HORSLEY: Ordinarily, a recession like this would be crippling for a president seeking reelection. Look at what happened to George H.W. Bush back in 1992. Despite his popularity after winning the first Gulf War, Bush's economic approval rating plummeted to just 18% during what was in hindsight a relatively mild recession. Unemployment that year peaked at 7.8%, but that was enough to send the president packing.

(SOUNDBITE OF ARCHIVED RECORDING)

JAMES CARVILLE: It's the economy, stupid.

HORSLEY: That famous line from Bill Clinton's adviser James Carville doesn't seem to apply to Trump. The president's economic approval rating has slipped since the beginning of the year, but it's still hovering near 50%. So what's going on?

WHIT AYRES: What's going on is the memory of the economy before the pandemic.

HORSLEY: Republican pollster Whit Ayres says many Americans are still judging Trump on the economy as it was six months ago before the coronavirus took hold here.

AYRES: It was rolling. Unemployment was at historic lows. The economy was in great shape before the pandemic killed it.
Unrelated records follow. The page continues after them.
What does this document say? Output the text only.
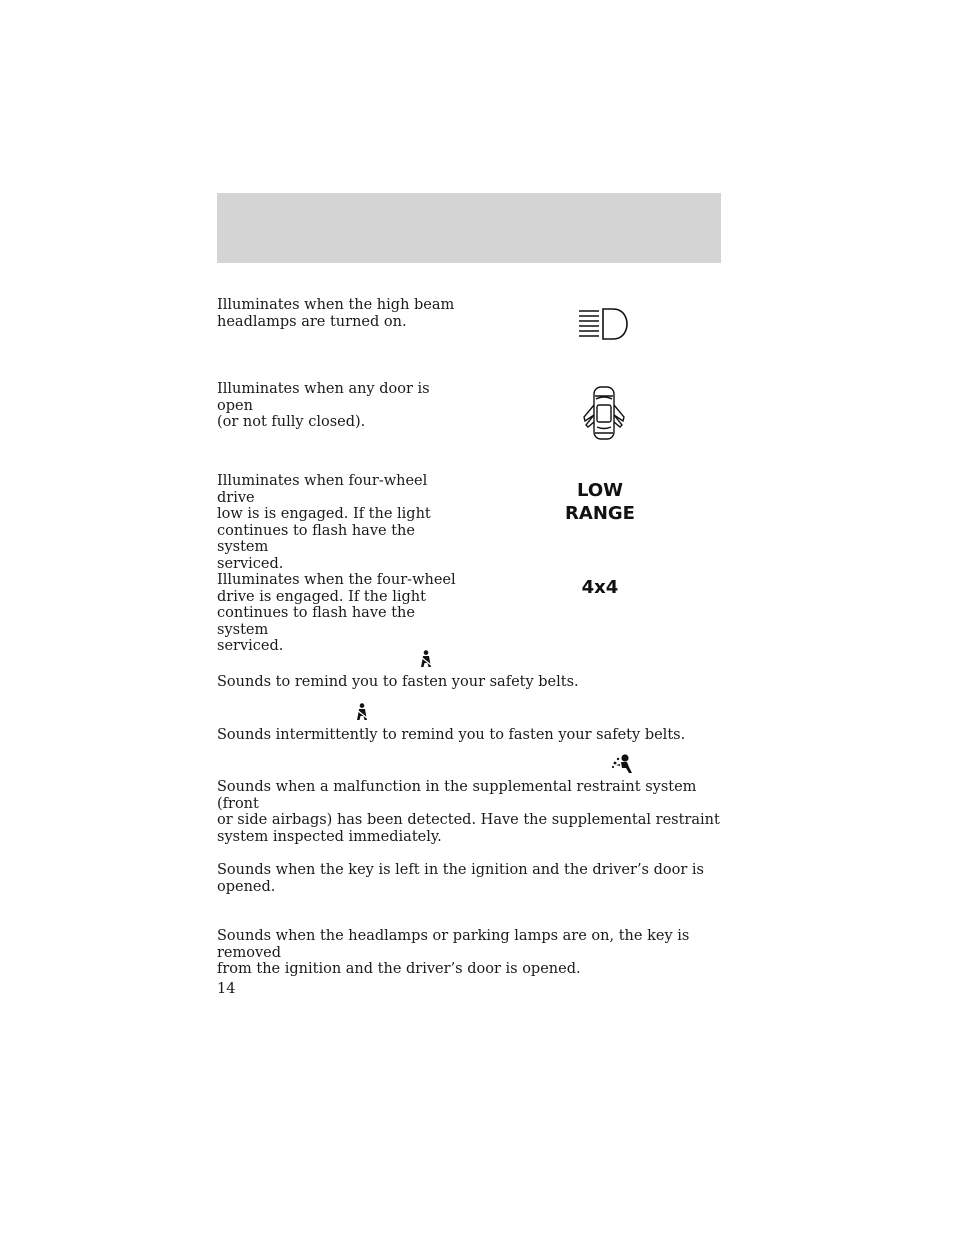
Illuminates when the high beam
headlamps are turned on.

Illuminates when any door is open
(or not fully closed).

Illuminates when four-wheel drive
low is is engaged. If the light
continues to flash have the system
serviced.

LOW
RANGE

Illuminates when the four-wheel
drive is engaged. If the light
continues to flash have the system
serviced.

4x4

Sounds to remind you to fasten your safety belts.

Sounds intermittently to remind you to fasten your safety belts.

Sounds when a malfunction in the supplemental restraint system (front
or side airbags) has been detected. Have the supplemental restraint
system inspected immediately.

Sounds when the key is left in the ignition and the driver’s door is
opened.

Sounds when the headlamps or parking lamps are on, the key is removed
from the ignition and the driver’s door is opened.

14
HORSLEY: Presidential approval ratings in general don't swing up or down as much as they used to, as Americans have become more locked into rigid partisan attitudes. But Gallup's Lydia Saad also suspects many people are giving Trump a pass when it comes to the economic downturn. They're more concerned about the pandemic and see the economy as just a temporary symptom.

LYDIA SAAD: You're viewing this sort of like a hurricane, something that's happened. It's come in. It's created all kinds of havoc. But it's going to go away, and things are going to get back to normal.

HORSLEY: That's how Mark Schneider sees it. He retired from the Navy after 20 years on nuclear submarines and now runs an advocacy group for nuclear power. Last week, as the S&P 500 stock index was heading for a record high, Schneider tweeted that the Trump economy is unstoppable. The recession, he says, will soon pass.

MARK SCHNEIDER: It just feels temporary, right? We just kind of paused the economy as opposed to, you know, something mucking the system.

HORSLEY: As he drives around his home of Chesapeake in southeastern Virginia, Schneider is confident that a lot of people feel the same way.

SCHNEIDER: I have yet to see a single Biden sign in my entire city. I haven't seen a bumper sticker. I haven't seen anything Biden. But there's Trump flags flying everywhere. My forecast is that Trump's going to take this thing in a landslide.

HORSLEY: Ayres, the GOP pollster, is not so certain. Despite Trump's solid grade on the economy, Ayres says it may not be enough to save the president come November.

AYRES: The coronavirus has driven out everything else.

HORSLEY: Trump's overall approval rating is considerably lower than his economic marks, weighed down in part by his handling of the pandemic. Until there's a solution for the coronavirus, Ayres says, it's going to be difficult for the economy to come roaring back.